Jesus never loved people out of what He was going to get back. He washed the feet of Judas even though He knew Judas would betray or hand Him over to the authorities. Jesus forgave the adulterous woman when others were ready to stone her. Love, for Jesus, was not putting Himself above others, but becoming a servant – not of others – but God’s servant. Jesus was a servant doing God’s will and loving people no matter what the cost.
One of the confirmation students asked why God loves us even when we do bad things. That’s a great question to ponder. Why? Why does God love us even when we continue to sin? Because God loves us and wants us to have a great relationship with God forever. And so God loves, and loves, and loves, and doesn’t stop even if we don’t deserve it. And we don’t. None of us deserve that kind of amazing love, but God doesn’t discriminate. God’s love is a one size fits all kind of love.
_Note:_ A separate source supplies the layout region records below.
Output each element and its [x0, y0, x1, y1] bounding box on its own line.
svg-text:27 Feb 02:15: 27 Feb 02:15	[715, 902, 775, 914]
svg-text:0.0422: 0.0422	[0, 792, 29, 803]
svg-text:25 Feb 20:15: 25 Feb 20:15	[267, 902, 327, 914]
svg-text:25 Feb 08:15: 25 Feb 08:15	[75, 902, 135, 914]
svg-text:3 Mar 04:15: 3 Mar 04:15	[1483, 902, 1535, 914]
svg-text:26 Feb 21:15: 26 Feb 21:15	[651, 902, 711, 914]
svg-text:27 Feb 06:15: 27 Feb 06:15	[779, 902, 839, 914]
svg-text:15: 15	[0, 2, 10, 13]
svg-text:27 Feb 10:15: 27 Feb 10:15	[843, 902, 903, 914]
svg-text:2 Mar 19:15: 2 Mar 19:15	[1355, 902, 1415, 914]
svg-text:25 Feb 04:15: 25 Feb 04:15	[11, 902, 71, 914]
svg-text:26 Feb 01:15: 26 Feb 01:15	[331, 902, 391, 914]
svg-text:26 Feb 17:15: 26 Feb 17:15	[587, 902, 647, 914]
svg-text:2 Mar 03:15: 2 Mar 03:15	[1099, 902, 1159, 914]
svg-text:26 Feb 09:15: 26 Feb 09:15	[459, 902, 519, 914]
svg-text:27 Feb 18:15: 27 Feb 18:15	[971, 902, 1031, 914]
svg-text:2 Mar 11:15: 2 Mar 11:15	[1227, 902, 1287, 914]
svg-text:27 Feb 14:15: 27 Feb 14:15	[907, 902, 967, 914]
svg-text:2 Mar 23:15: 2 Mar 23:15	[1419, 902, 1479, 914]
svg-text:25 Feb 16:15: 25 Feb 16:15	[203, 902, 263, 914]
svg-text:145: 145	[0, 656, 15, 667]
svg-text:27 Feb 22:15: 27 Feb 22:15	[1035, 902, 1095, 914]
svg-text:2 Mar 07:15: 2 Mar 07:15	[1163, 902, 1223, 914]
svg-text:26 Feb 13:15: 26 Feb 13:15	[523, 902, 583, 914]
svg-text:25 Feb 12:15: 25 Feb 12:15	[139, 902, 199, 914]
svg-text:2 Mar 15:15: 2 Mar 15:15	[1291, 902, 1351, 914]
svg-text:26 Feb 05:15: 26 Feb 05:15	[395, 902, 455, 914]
That is the kind of love we are commanded to express to all people. This reminds me of the movie The Sister Hood of the Traveling Pants, based on a series of books with the same title. The story journeys through the lives of 4 young women as they grow up. One day as they are in a thrift store they find some jeans that somehow amazingly fit every one of them- from the skinniest to the more full-figured. And whenever one of these friends is going through a tough time – no matter where they are – they send these pants in the mail to them. These pants are more than just an article of clothing. What makes these pants special is love – a love that sees beyond their size or ethnicity or distance or mistakes that they make. This bond, this sisterhood, is based on love that has no limits or boundaries. Over time, the pants need patching. Over time don’t we all need patching? God wants to work through us to accomplish the patching that needs to go on in the world. And the world certainly needs a lot of patching. In fact there’s so much that we hardly know where to begin. We begin where we are.
Right here in the Red River Valley, the floods are beginning and maybe we can help sandbag. People right here in this congregation are having real struggles in their lives – and you may not know it – but we can be there for them – to listen, to encourage, to pray, to love them. There are members who haven’t come to worship with us on Sunday mornings for a long time – maybe years – pick up the phone and call them or send them a note and say we really miss you at worship. Or perhaps you know someone who has no church family at all and you could invite them to come and see what it is that means so much to you. We need to keep our eyes open to the needs of people around us and take action. That’s what love does; love takes action. It doesn’t just wait for someone else to make the first move. Love is an active, vibrant, living energy that is anything but stagnant. Love is transformative. It changes lives.
Jesus commands us to participate in this transformative kind of love. He commands us to change lives by letting God’s love flow through us. This is how people will know we are His disciples, by the way we love one another. Amen.